Survival kit for the assault course to come
Schools, like teaching, grow ever more complex and more demanding. It's hardly surprising, then, that Elizabeth Holmes's Newly Qualified Teacher's Handbook, first published by the Stationery Office in 1999, should be reissued now, in a third, enlarged edition, and one directed to the needs of all new teachers, including "returners" and supply teachers.
And all teachers, certainly, will find it helpful: an invaluable source of information, advice and reassurance. Like its predecessors, it starts with getting a job and continues with joining a school, working through your induction, and managing the job. A section on frequently asked questions fills in the loose ends, and a full appendix lists the NQT and induction standards, the depressingly universal acronyms and (helpfully) the addresses of the LEAs and agencies that are the new teacher's potential employers.
The inevitable problems are how much to put in, and how much to update. On the first question, the author leans to comprehensiveness: there is a list, for example, of 100 "action words" that can be used in letters of application to avoid repetition of "I did", or of 25 checks to be completed for a visit out of school, or of 30 official documents (including nine Acts of Parliament) that define the teacher's role. By the same token, though, there is excellent advice on (three examples) classroom management, teaching strategies and pastoral care.
The second question is more difficult to resolve. Sensibly, the author cites the websites such as www.teachernet and the standards site on which most official change is signalled. There is a useful section on the new inspection framework; understandably, there is lengthy coverage of the issues around child abuse. Performance management is dealt with (under the mysterious heading of ICT and CPD), but there is very little on special needs. The new salary structure is not clearly explained; there are some errors. Voluntary controlled schools, for instance, are incorrectly defined, and the defunct Further Education Funding Council is still stated as being in charge of education post-16.

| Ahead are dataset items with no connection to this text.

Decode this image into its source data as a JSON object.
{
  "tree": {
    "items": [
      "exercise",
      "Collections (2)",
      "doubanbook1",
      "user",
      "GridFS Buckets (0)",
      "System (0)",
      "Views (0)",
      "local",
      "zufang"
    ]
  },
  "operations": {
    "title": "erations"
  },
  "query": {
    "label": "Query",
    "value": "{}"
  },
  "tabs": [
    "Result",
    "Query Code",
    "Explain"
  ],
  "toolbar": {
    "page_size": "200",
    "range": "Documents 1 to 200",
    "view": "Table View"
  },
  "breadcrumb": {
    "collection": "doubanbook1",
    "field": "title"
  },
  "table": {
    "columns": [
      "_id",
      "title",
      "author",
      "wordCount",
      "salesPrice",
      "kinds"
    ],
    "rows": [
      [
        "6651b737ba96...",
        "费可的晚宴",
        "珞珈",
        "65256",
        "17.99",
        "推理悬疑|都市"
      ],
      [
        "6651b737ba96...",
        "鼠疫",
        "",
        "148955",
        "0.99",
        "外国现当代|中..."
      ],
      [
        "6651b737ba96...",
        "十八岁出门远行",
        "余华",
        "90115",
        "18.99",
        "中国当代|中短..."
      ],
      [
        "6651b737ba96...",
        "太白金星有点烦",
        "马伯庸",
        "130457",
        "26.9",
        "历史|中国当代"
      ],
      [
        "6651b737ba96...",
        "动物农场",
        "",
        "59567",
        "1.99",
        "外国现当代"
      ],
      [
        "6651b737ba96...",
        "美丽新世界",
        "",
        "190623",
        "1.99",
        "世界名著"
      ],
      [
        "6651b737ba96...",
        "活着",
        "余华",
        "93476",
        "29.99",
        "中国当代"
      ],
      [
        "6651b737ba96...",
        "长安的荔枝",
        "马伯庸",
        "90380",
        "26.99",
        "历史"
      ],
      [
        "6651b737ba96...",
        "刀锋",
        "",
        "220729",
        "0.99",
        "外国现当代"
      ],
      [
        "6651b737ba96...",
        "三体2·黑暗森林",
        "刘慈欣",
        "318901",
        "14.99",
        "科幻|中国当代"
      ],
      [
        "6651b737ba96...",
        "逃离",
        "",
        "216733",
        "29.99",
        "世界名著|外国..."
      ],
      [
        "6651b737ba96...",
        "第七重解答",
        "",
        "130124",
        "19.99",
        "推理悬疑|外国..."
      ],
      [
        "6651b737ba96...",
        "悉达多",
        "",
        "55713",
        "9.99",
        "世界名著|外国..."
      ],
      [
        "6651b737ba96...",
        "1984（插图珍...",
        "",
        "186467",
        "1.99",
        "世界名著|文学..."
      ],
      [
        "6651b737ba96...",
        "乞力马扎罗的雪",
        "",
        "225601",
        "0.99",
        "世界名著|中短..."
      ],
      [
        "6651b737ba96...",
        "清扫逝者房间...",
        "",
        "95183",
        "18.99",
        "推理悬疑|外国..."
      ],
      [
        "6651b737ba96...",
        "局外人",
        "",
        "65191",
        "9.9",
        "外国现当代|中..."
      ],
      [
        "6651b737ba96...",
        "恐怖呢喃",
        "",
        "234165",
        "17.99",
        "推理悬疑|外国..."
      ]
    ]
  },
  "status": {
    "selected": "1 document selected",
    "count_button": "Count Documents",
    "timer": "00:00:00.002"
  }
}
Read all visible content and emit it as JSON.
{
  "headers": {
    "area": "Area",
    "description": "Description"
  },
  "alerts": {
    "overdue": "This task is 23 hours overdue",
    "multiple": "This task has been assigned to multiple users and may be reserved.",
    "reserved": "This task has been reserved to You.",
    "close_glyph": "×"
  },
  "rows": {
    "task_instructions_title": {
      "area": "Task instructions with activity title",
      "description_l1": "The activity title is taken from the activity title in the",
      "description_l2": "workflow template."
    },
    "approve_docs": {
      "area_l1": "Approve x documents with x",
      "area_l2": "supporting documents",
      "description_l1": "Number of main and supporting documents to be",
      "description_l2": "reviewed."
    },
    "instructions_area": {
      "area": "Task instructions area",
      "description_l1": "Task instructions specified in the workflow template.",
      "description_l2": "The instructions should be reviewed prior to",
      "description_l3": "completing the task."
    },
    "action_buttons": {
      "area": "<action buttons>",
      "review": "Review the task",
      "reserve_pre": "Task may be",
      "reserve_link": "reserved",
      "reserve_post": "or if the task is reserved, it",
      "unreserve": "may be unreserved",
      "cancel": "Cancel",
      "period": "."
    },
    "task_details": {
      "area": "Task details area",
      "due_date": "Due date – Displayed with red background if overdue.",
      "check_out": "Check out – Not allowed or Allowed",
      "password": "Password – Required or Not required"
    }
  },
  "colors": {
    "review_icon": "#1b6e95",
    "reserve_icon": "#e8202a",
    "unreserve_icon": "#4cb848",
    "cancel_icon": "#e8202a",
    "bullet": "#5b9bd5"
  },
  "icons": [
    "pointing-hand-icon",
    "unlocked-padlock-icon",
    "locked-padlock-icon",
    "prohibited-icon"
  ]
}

But those are minor flaws. This is a book that lives up to its title: helpful in content, reassuring in tone, down to earth in application. How sensible, for example, to have a section on staffroom politics and etiquette, always a potential pitfall, or how to cope with your first assembly, or on not being tempted to opt out of the teachers' pension scheme; how wise to put behaviour management firmly into its teaching and learning context, and to help new teachers deal with the low-level disruption ("the persistent interruptions of chatterers and comedians") that is most damaging to it. The most consistent message is that you have to be willing to ask for advice and ready to take it. That is crucially important.
Teaching, especially in the early years, can be demanding: too many teachers, discovering this, quit. All the more need, then, for this handbook. It is not quite the "lifesaver" its cover proclaims - the quotation is from a TES review of the first edition in 1999, not a review of this edition, as the reader might presume - but it's certainly a manual for survival.